Но сегодня многое еще огорчало Валю. Взять хоть недавнее происшествие - дикая выходка Саввы Ходиниту! Она, конечно, понимала его - первый ребенок за пять лет семейной жизни! Счастливое, радостное ожидание испарилось вмиг. Но есть же у человека разум, есть воля… Надо же быть человеком, уметь владеть собой и в горе…

Услышав, что с нею здороваются, Валя повернула голову и увидела моша Костаке.

- Куда это вы торопитесь, мош Костаке?

- За сигаретами, Валентина Андреевна. Для Максима Дмитриевича…

- Товарищ Мога в правлении?

- Да. Сидит один в кабинете… Не знаю, что с ним - сам на себя не похож.

- Ему плохо? - забеспокоилась Валя.

- Кто его знает. Зайдите и сами увидите. Обязательно зайдите.

Мога, погруженный в свои мысли, все еще стоял у окна, когда увидел Валю, поднимающуюся по лестнице. Он заторопился ей навстречу.

- Как хорошо, что ты пришла!

Он радовался ее приходу. Слишком некстати воспоминания нахлынули на него, найдя его в минуту слабости. Может, виной тому была статья Будяну, появившаяся не вовремя, именно тогда, когда ему предстояло покинуть Стэнкуцу.

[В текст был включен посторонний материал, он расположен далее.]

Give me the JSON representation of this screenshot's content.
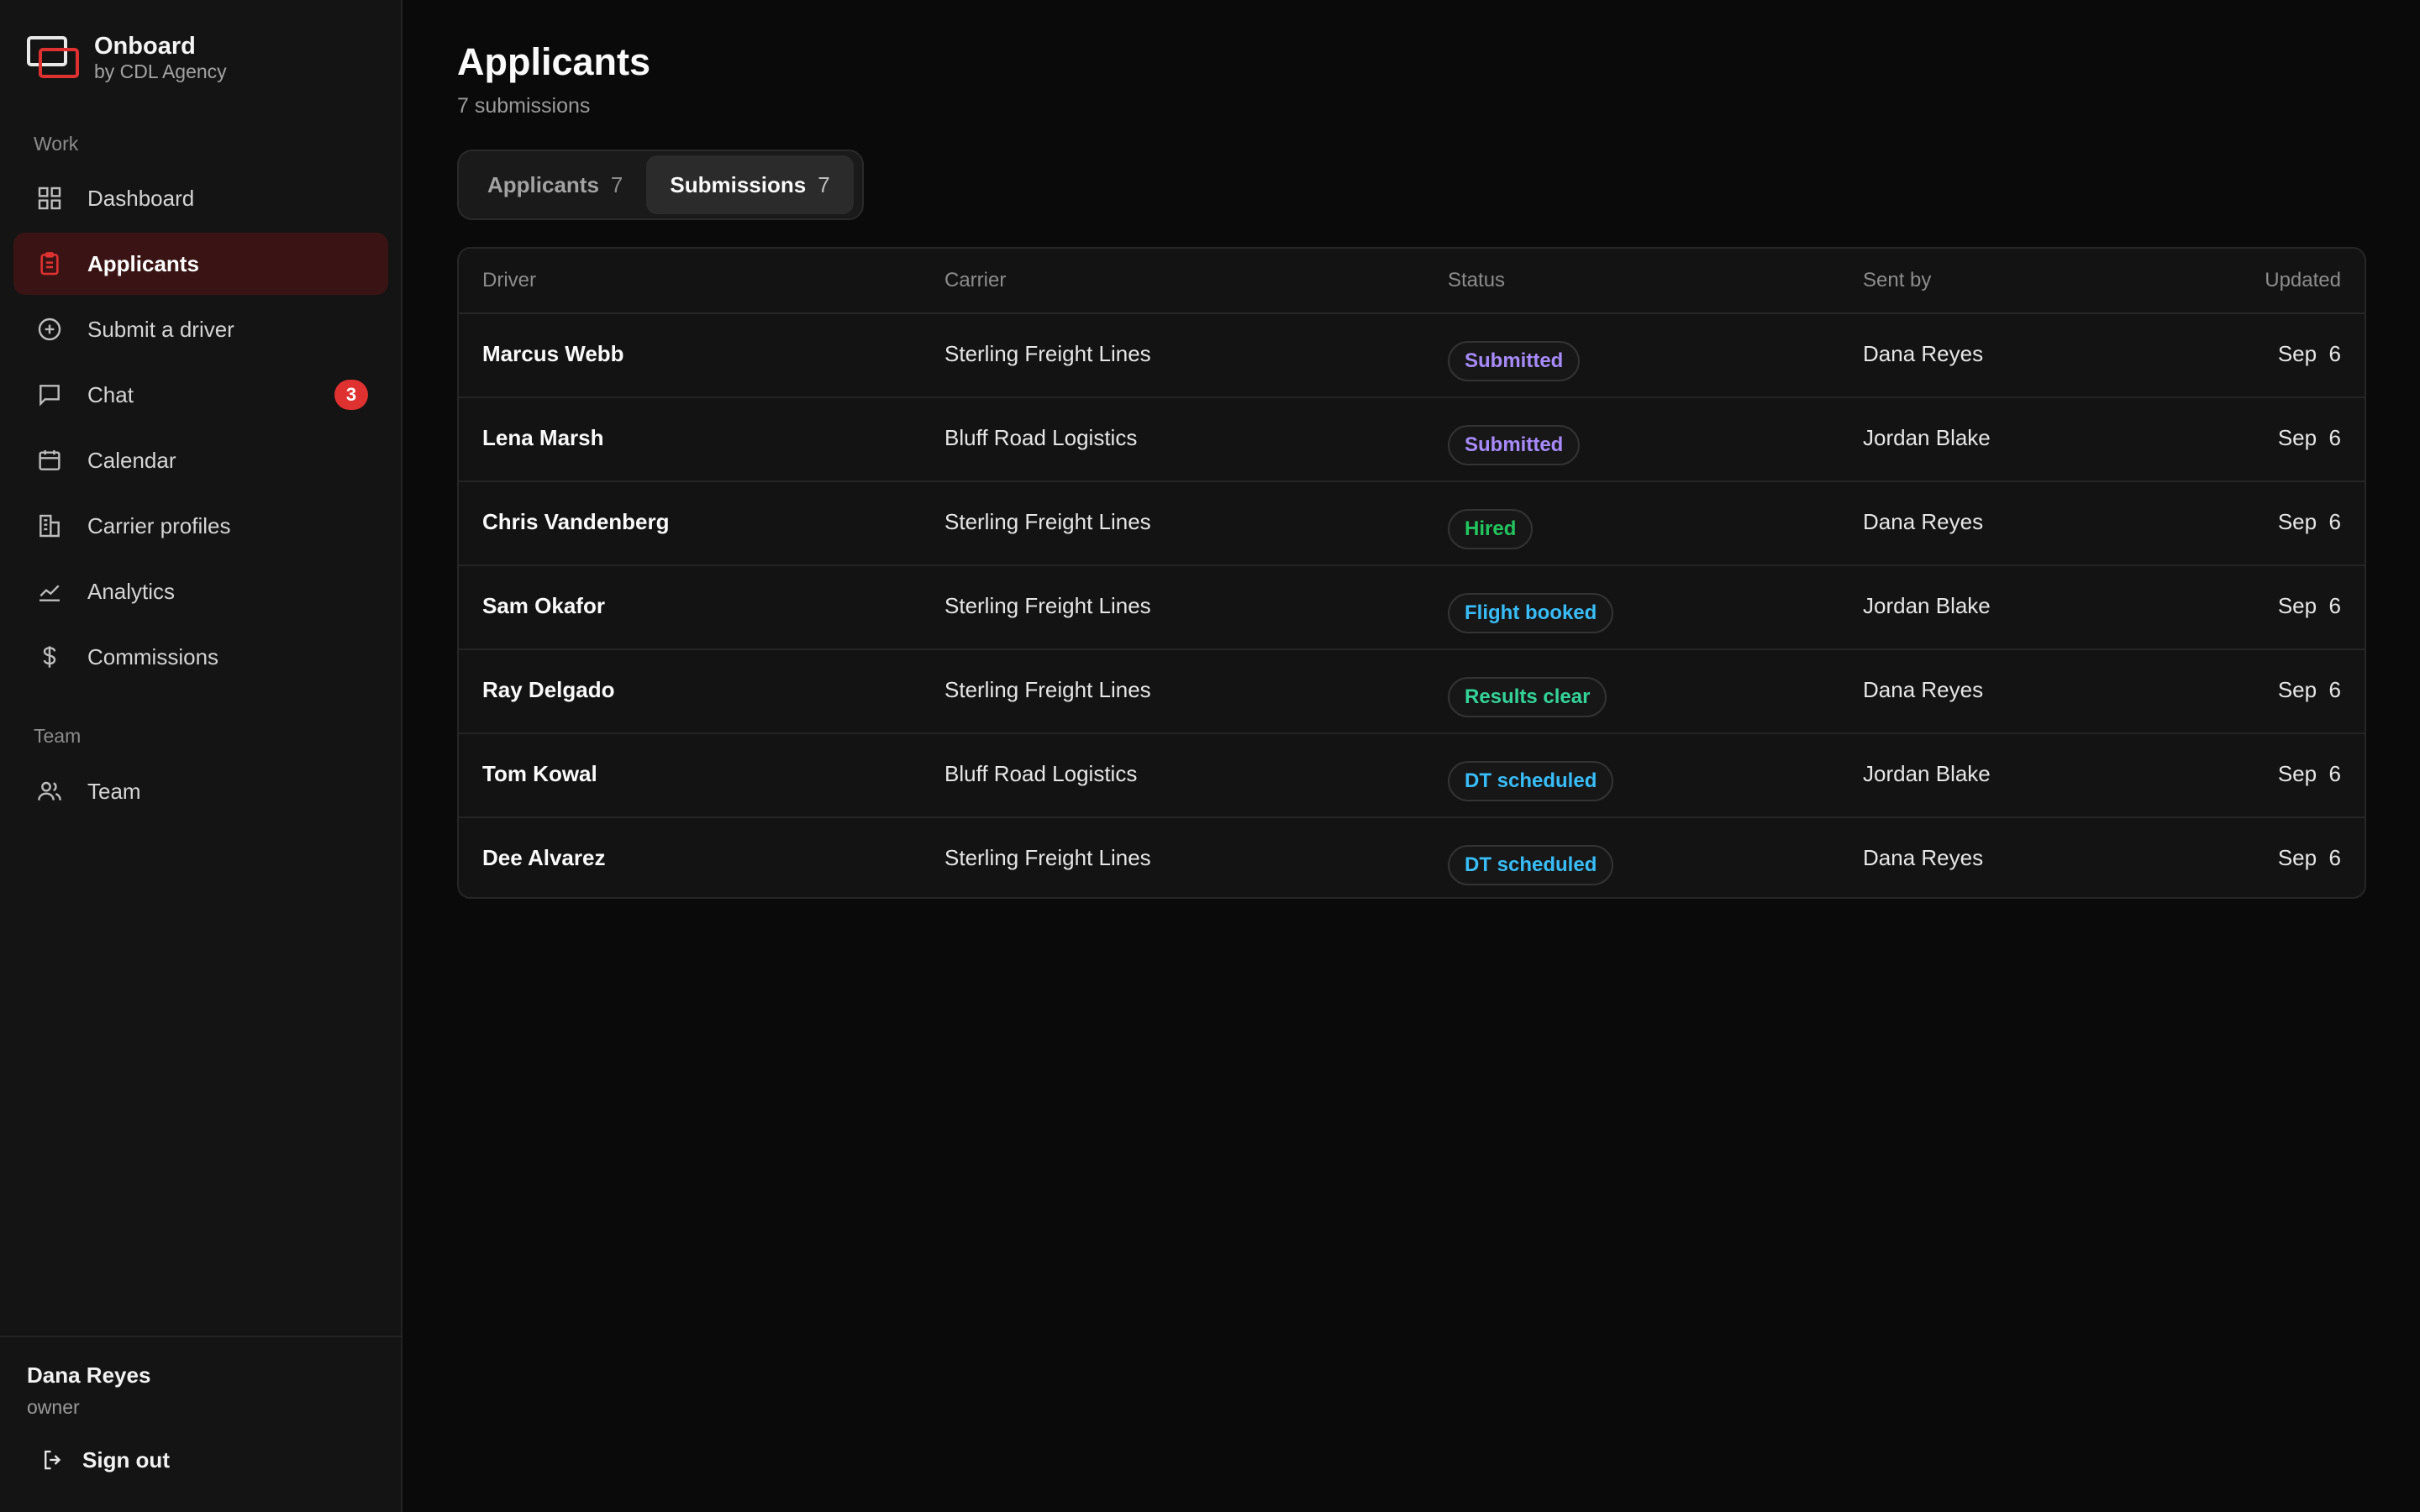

Вот и эта женщина, Валентина Рареш (она так и не захотела принять фамилию мужа: "Валентина Лянка - не звучит!" - объясняла она). И она тоже вошла в его жизнь. Давняя болезненно-влюбленная тяга к Вале с годами перешла в теплое, спокойное чувство, человеческое восхищение. Мога всегда рад был видеть ее. Этим объяснялись, должно быть, и его частые визиты к агроному. Он приходил сам или с Назаром, иногда они выходили из правления все вместе - он, Назар и Михаил, - дорога словно сама вела их к дому Лянки. Эти часы были настоящим отдыхом для Моги.

- Что случилось, Максим? - спросила Валя.